Orix teammate Greg LaRocca, who went on to set an NPB record that year by getting hit 28 times in 2007, had been plunked for the second time in two days in Chiba. In his next at-bat, LaRocca took matters into his own hands and fiery Tuffy came out.

“LaRocca hit a groundball to first base his next (Pitcher Naoyuki) Shimizu is covering first base,” Rhodes said. “LaRocca kind of gave him a cheap shot. I don’t know if he stepped on him, kind of like an elbow to the back, because they collided and pushed him down and all heck breaks loose.”

“Who’s batting next? Me. First pitch, inside. Shimizu’s a pretty damn good pitcher. He’s got some pretty good stuff. So I looked back at Satozaki and said to him in Japanese, ‘Remember, I’m not LaRocca.’ He’s down there. I kicked my dirt. I did not kick dirt on him. Then he stands up and says in Japanese, ‘Rhodes, I’m not scared of you.’”

“I thought, ‘That’s it,’ and I popped him right in the mouth. He’s lucky the umpire got hold of me from behind because I had him on the ground and I was going to punch him.”

Tuffy had his seventh 40-home run season in 2008 but broke a finger in May 2009, played in a career-low 84 games (with a .985 OPS). But the sides couldn’t agree on a contract for 2010.

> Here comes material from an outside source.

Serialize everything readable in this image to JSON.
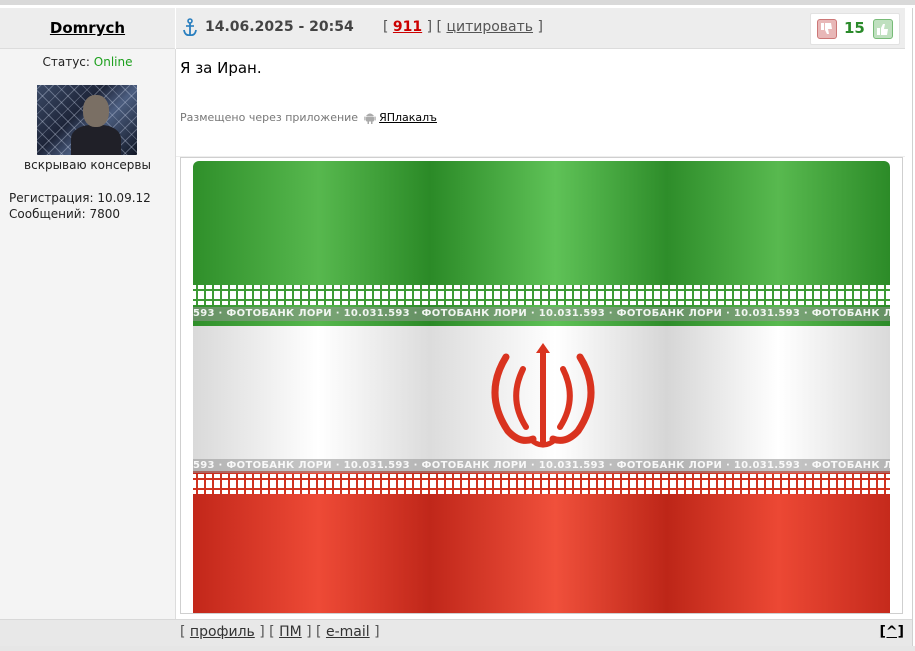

No further calls came until he was asked to be a player-coach in 2015 for the Toyama Thunderbirds of the independent BC League. They wanted him back for 2016 but he was closing a deal on his home in Arizona and things didn’t fall into place.

Although he seems unconcerned about whether he’ll get into the Japanese Baseball Hall of Fame, you get the sense that is one thing that would bring him back to Japan.

But there is another way we might see Rhodes back here where he became Tuffy to a nation of baseball fans and his record eight ejections are just part of his big picture.

“I would love to coach in Japan. That’s the only goal that I want,” he said.